Baba Hillman grew up in Venezuela, Mexico and Japan. Her films were shown at the Museum of Contemporary Art in Los Angeles at the Anthology Film Archives in New York, ICAIC (Havana), the Rencontres Paris, Berlin, and the European Media Art Festival (Osnabruck).

Michael Rice is a young filmmaker who works in Amherst. His films will be screened in France for the first time.

Programme:
- The gravity of our wakefulness (Michael Rice, 2011, 16 mm double projection, col-b&w, sound, 13')
Sensation of falling, memory of a jump from the bridge of the North River - the moment of weightlessness above the black waters of the river. A tribute to Robert Seydel.

- Decroux's garden (Baba Hillman, 2012, 16 mm, colour, silent, 4'00)
A return, a figure of disappearance.

- And then…(Abraham Ravett, 2002, 16 mm, colour-b&w, silent, 6' 00)
Turn around, look at the past and, in retrospect, ask "What has happened?"

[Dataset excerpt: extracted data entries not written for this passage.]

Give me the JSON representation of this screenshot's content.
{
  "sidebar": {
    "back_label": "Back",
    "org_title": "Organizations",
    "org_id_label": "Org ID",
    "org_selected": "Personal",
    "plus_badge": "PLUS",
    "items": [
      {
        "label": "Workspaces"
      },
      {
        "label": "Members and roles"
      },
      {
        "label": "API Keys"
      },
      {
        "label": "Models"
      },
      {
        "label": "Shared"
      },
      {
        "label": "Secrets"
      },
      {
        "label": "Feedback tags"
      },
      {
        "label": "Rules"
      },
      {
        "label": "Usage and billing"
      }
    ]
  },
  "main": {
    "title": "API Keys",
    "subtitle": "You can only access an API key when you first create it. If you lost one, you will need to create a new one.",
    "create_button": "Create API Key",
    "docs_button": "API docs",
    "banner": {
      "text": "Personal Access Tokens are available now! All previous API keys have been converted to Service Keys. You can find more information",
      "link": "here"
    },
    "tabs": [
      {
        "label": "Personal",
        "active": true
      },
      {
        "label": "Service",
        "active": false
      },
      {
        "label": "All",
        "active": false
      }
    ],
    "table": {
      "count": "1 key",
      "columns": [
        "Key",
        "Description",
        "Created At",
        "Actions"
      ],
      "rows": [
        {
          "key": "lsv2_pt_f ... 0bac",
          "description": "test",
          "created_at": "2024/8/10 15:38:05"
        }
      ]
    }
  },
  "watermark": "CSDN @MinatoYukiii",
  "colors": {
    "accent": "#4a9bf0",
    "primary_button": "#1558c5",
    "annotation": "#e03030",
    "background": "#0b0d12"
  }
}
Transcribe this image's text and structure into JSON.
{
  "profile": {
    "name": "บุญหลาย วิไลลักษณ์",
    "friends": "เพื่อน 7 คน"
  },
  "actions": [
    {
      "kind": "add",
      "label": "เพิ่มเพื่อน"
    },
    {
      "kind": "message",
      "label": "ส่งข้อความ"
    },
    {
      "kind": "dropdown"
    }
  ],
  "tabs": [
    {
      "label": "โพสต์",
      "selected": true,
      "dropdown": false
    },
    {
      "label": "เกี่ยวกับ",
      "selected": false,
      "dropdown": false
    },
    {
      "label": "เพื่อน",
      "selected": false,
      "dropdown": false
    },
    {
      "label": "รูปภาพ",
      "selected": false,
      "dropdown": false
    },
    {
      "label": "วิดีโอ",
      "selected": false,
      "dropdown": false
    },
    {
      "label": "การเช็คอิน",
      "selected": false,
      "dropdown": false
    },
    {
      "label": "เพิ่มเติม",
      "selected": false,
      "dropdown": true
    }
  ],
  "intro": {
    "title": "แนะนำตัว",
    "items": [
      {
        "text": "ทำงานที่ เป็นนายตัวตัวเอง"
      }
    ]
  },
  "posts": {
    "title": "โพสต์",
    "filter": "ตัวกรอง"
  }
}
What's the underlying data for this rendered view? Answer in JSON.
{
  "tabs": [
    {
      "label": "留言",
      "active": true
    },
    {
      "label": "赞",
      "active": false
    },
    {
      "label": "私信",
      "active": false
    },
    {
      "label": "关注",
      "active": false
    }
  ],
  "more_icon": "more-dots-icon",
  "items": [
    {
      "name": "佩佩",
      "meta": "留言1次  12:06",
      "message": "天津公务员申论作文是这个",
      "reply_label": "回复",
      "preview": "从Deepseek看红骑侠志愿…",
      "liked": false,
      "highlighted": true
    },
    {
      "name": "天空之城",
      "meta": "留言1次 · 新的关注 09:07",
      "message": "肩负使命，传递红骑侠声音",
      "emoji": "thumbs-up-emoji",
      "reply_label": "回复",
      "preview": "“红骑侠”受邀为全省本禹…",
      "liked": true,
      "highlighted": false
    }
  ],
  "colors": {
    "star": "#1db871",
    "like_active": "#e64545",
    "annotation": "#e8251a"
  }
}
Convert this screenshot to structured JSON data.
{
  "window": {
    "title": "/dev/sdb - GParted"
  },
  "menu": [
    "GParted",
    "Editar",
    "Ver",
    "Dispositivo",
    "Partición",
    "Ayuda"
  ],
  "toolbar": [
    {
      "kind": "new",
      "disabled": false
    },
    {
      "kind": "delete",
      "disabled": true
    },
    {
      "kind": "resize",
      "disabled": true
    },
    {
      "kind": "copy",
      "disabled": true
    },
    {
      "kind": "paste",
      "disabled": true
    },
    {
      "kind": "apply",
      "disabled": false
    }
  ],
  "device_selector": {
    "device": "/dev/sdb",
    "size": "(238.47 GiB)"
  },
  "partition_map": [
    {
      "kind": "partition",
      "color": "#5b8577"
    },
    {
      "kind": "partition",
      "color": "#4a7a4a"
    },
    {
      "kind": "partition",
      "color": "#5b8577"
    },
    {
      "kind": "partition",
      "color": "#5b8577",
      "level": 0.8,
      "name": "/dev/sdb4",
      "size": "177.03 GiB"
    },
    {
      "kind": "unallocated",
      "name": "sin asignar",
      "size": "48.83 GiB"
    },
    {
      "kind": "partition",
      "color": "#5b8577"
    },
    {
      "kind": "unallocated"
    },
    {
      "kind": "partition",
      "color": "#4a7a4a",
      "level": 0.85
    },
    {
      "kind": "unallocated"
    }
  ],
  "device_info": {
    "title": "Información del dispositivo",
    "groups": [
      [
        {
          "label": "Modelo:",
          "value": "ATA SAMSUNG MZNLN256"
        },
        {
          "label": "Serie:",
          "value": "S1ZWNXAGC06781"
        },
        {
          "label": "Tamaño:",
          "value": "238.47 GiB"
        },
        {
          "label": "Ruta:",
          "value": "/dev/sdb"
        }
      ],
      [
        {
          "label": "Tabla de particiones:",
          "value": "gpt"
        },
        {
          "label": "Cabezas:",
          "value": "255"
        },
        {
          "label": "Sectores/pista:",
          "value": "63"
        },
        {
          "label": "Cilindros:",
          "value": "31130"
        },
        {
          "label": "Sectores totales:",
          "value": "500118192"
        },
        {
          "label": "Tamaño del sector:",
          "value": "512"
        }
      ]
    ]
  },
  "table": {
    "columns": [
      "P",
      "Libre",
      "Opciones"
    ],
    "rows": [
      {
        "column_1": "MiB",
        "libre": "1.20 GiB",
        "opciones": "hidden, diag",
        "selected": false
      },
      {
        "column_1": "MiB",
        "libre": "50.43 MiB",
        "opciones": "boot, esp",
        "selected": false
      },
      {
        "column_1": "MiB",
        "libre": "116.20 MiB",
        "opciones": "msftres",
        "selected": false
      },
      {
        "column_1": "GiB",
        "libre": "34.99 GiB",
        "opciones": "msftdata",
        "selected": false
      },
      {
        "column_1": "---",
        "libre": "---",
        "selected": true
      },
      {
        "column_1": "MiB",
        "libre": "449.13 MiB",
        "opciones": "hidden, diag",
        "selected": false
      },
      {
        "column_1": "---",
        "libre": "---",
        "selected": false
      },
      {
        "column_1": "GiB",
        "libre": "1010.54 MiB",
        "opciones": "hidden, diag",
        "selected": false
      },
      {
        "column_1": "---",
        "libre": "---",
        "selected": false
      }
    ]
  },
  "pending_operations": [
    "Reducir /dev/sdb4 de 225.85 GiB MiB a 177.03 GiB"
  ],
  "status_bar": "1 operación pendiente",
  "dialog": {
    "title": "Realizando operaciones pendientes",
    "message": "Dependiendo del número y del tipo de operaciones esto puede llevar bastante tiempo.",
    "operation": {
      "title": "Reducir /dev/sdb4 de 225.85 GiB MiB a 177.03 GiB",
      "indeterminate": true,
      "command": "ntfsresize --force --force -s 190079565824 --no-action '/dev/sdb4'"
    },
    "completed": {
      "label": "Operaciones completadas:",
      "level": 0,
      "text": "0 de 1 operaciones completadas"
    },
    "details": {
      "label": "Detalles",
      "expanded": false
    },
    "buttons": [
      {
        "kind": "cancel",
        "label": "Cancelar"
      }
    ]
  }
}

- Non-aryan (by Abraham Ravett, 2009, 16 mm, colour, silent, 12'00)
Portrait of a "non-Aryan" who came to New York in 1955.

- Notes for a Polish jew (Abraham Ravett, 2012, 16mm, colour, silent, 8')
If his father had not died at the age of seventy-four, this film could have been a response to the city or in 1944, he saw his family for the last time. Filmed in the 80 in Lodz, Poland.